Another possible issue is that a region server is down and therefore building any connections to it is a waste of time. The simplest way to combat this is to continue to destroy failing connections and let your pool slowly migrate over to the other good thrift servers. Each time a caller asks for a new session the dictionary look up will first return the down node, since it has the least number of active connections. An attempt to connect will fail, the session can then be destroyed and the SPM tries again with the next least active session. This loop continues until you have exhausted the list of connections in the dictionary.
Testing the failed node can continue in through this process until it comes back on line, at which point we will want to begin to rebalance. Rebalancing the pool is as simple as expiring old sessions before handing them out. By keeping a created property on the session, you can asynchronously destroy old sessions when you come across them, before handing them back to callers.

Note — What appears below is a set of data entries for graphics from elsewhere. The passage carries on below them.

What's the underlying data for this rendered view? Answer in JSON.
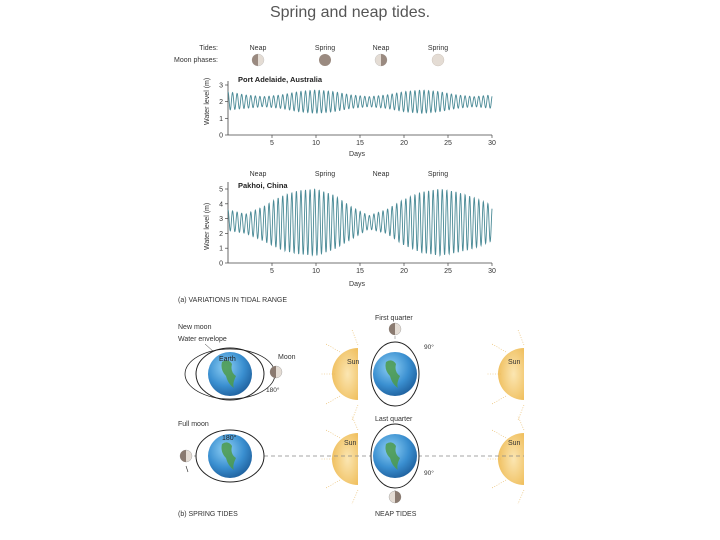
{
  "slide": {
    "title": "Spring and neap tides."
  },
  "top_panel": {
    "tides_label": "Tides:",
    "moon_phases_label": "Moon phases:",
    "tide_labels": [
      "Neap",
      "Spring",
      "Neap",
      "Spring"
    ],
    "moon_phase_icons": [
      "first-quarter-moon-icon",
      "new-moon-icon",
      "last-quarter-moon-icon",
      "full-moon-icon"
    ]
  },
  "section_a_caption": "(a) VARIATIONS IN TIDAL RANGE",
  "section_b_caption": "(b) SPRING TIDES",
  "neap_caption": "NEAP TIDES",
  "diagram_labels": {
    "new_moon": "New moon",
    "water_envelope": "Water envelope",
    "earth": "Earth",
    "moon": "Moon",
    "angle_180_top": "180°",
    "full_moon": "Full moon",
    "angle_180_bottom": "180°",
    "sun": "Sun",
    "first_quarter": "First quarter",
    "angle_90_top": "90°",
    "last_quarter": "Last quarter",
    "angle_90_bottom": "90°"
  },
  "colors": {
    "wave": "#4a8a96",
    "earth": "#3a8fd0",
    "sun": "#f3c874",
    "moon_dark": "#9a8a80",
    "moon_light": "#e4dcd4"
  },
  "chart_data": [
    {
      "type": "line",
      "title": "Port Adelaide, Australia",
      "xlabel": "Days",
      "ylabel": "Water level (m)",
      "xlim": [
        0,
        30
      ],
      "ylim": [
        0,
        3
      ],
      "xticks": [
        5,
        10,
        15,
        20,
        25,
        30
      ],
      "yticks": [
        0,
        1,
        2,
        3
      ],
      "xtick_labels": [
        "5",
        "10",
        "15",
        "20",
        "25",
        "30"
      ],
      "ytick_labels": [
        "0",
        "1",
        "2",
        "3"
      ],
      "phase_labels": [
        "Neap",
        "Spring",
        "Neap",
        "Spring"
      ],
      "series": [
        {
          "x": [
            0,
            2,
            4,
            6,
            8,
            10,
            12,
            14,
            16,
            18,
            20,
            22,
            24,
            26,
            28,
            30
          ],
          "high": [
            2.6,
            2.4,
            2.3,
            2.4,
            2.6,
            2.7,
            2.6,
            2.4,
            2.3,
            2.4,
            2.6,
            2.7,
            2.6,
            2.4,
            2.3,
            2.4
          ],
          "low": [
            1.5,
            1.6,
            1.7,
            1.6,
            1.4,
            1.3,
            1.4,
            1.6,
            1.7,
            1.6,
            1.4,
            1.3,
            1.4,
            1.6,
            1.7,
            1.6
          ]
        }
      ]
    },
    {
      "type": "line",
      "title": "Pakhoi, China",
      "xlabel": "Days",
      "ylabel": "Water level (m)",
      "xlim": [
        0,
        30
      ],
      "ylim": [
        0,
        5
      ],
      "xticks": [
        5,
        10,
        15,
        20,
        25,
        30
      ],
      "yticks": [
        0,
        1,
        2,
        3,
        4,
        5
      ],
      "xtick_labels": [
        "5",
        "10",
        "15",
        "20",
        "25",
        "30"
      ],
      "ytick_labels": [
        "0",
        "1",
        "2",
        "3",
        "4",
        "5"
      ],
      "phase_labels": [
        "Neap",
        "Spring",
        "Neap",
        "Spring"
      ],
      "series": [
        {
          "x": [
            0,
            2,
            4,
            6,
            8,
            10,
            12,
            14,
            16,
            18,
            20,
            22,
            24,
            26,
            28,
            30
          ],
          "high": [
            3.6,
            3.3,
            3.8,
            4.5,
            4.9,
            5.0,
            4.6,
            3.8,
            3.2,
            3.6,
            4.3,
            4.8,
            5.0,
            4.8,
            4.4,
            3.9
          ],
          "low": [
            2.2,
            2.0,
            1.5,
            0.9,
            0.6,
            0.5,
            0.9,
            1.6,
            2.3,
            2.0,
            1.2,
            0.7,
            0.5,
            0.7,
            1.0,
            1.5
          ]
        }
      ]
    }
  ]
}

This whole approach to session pooling is a passive producer/consumer approach that supports a multi-threaded environment like a DataAPI. I encourage you to do some research around the topics involved before writing your own. For instance, Jon Skeet has a blog post that would be a great place to start for producer consumer multi-threading, available here. My last bit of caution is to keep management state light; try to keep your approach as functional as possible. Feel free to ask questions or tell me I am an idiot in the comments section below.